I once came up with a D&D campaign – it never got a name, and was never played – in which the central villain was a Good Man and well-known Hero of the past who had been cursed to have every good deed twist to evil, while making him nigh-immortal; he could only be killed by an enemy, and he had killed all his enemies except the one who cursed him. The best thing that the character could do was nothing, but that was something he was constitutionally unable to do; he couldn’t help himself, whenever he saw injustice or inequality or other evil, he had to try to intervene. There were a lot of unanswered questions that I never got around to solving, like why he hid his identity, and why he tried to keep himself alive (early thoughts on the latter were that he refused to die until he had made restitution to everyone harmed by his curse), and so on.
Are all your sages the same? Are your mad scientist cookie-cutter models? Is every Paladin a holier-than-thou stickler for the exact letter of the law?
Go through your old adventures, looking for such stereotypes – and then decide whether or not they should stay that way.
Remember that all most people know of a character (the PCs included) are their reputation; and that even if the real character differs from that, they can actively seek to perpetuate that image. That means that even characters that the PCs think they know quite well can suddenly sprout hidden layers – with predefined circumstances that will bring those layers to the fore. Add to that the potential for changing circumstances that on their own are enough to change ally to enemy and enemy to friend, and the NPC makeovers are complete.
Except of course that you probably have more experience now than you did when you created many of these characters – so even the characters that are to remain “unchanged” can, and should, get a spruce-up. Not necessarily to make them more effective, or more powerful, but just to make them more interesting and rounded.
It might be going to far to say that every NPC should be re-conceptualized and rebuilt. But not by very much; the question that needs to be answered is really whether or not these changes will be overt or beneath an established public mask.
10. Old Assumptions Redux
Throughout the preceding steps, you should have been discovering and noting assumptions that you missed in your initial sweep. Everything from “Dwarves are short” through “Elves are good with bows” to “Mages cast spells” and “Demons are evil”.

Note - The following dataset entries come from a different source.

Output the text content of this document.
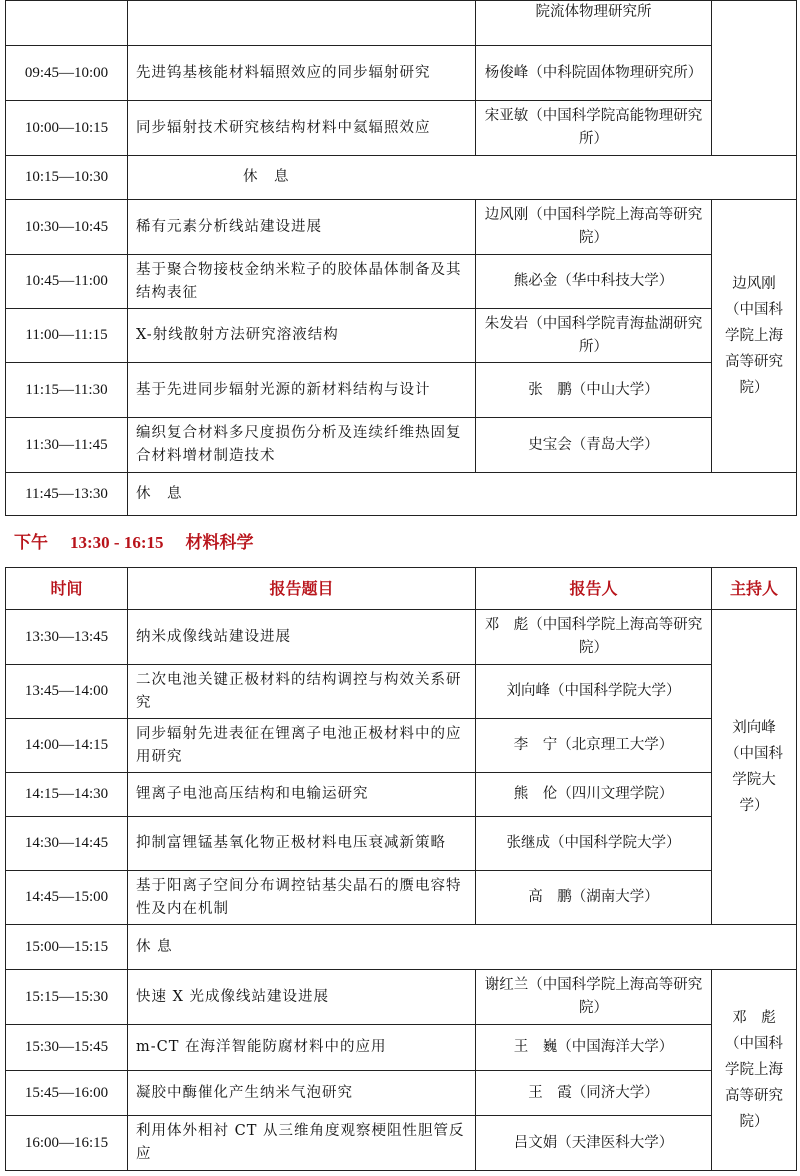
		院流体物理研究所	
09:45—10:00	先进钨基核能材料辐照效应的同步辐射研究	杨俊峰（中科院固体物理研究所）	
10:00—10:15	同步辐射技术研究核结构材料中氦辐照效应	宋亚敏（中国科学院高能物理研究所）	
10:15—10:30	休　息		
10:30—10:45	稀有元素分析线站建设进展	边风刚（中国科学院上海高等研究院）	边风刚（中国科学院上海高等研究院）
10:45—11:00	基于聚合物接枝金纳米粒子的胶体晶体制备及其结构表征	熊必金（华中科技大学）	
11:00—11:15	X-射线散射方法研究溶液结构	朱发岩（中国科学院青海盐湖研究所）	
11:15—11:30	基于先进同步辐射光源的新材料结构与设计	张　鹏（中山大学）	
11:30—11:45	编织复合材料多尺度损伤分析及连续纤维热固复合材料增材制造技术	史宝会（青岛大学）	
11:45—13:30	休　息		
下午 13:30 - 16:15 材料科学
时间	报告题目	报告人	主持人
13:30—13:45	纳米成像线站建设进展	邓　彪（中国科学院上海高等研究院）	刘向峰（中国科学院大学）
13:45—14:00	二次电池关键正极材料的结构调控与构效关系研究	刘向峰（中国科学院大学）	
14:00—14:15	同步辐射先进表征在锂离子电池正极材料中的应用研究	李　宁（北京理工大学）	
14:15—14:30	锂离子电池高压结构和电输运研究	熊　伦（四川文理学院）	
14:30—14:45	抑制富锂锰基氧化物正极材料电压衰减新策略	张继成（中国科学院大学）	
14:45—15:00	基于阳离子空间分布调控钴基尖晶石的赝电容特性及内在机制	高　鹏（湖南大学）	
15:00—15:15	休 息		
15:15—15:30	快速 X 光成像线站建设进展	谢红兰（中国科学院上海高等研究院）	邓　彪（中国科学院上海高等研究院）
15:30—15:45	m-CT 在海洋智能防腐材料中的应用	王　巍（中国海洋大学）	
15:45—16:00	凝胶中酶催化产生纳米气泡研究	王　霞（同济大学）	
16:00—16:15	利用体外相衬 CT 从三维角度观察梗阻性胆管反应	吕文娟（天津医科大学）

There are a lot more of these assumptions that you are probably going to keep, but the decision to do so should be yours, and reflective of the campaign that you are creating/recreating, not something that happens by default.
And so, the Baggage Dump process ends where it began – by challenging the assumptions that you’ve been making and deciding whether or not they are justified – this time – in staying part of your campaign.
Because that’s the ultimate objective: to define the campaign, and refit everything around that central definition.
What to keep – for now
After all this “justify your existence” challenging of campaign elements, it should be noted that some things in the old campaign were probably fun, and might just be worth preserving. What to keep is anything that made the PCs cool in the eyes of their players – refer The Acceptable Favoritism: 34 ‘Rules’ to make your players’ PCs their favorites for ideas on what to look for – and anything that everyone commented favorably on during the player debrief / emotional baggage dump.
You want to keep the things they liked until they are absolutely, positively, and definitively proven to be incompatible with your plans for the new campaign.
But, be aware that overuse can sap the fun from anything. These “Saved by the fun factor” ingredients won’t last forever – and the day the laughter dies might come before the end of the campaign. Each such item needs to be carefully assessed from that perspective.
Having detoxed from the last campaign – whether it was a success, a failure, or something in between – It’s time to start rejuvenating both you and your campaign-creation agenda. And that’s something I’ll take up in Phase 3 – which will hopefulyl be a short article!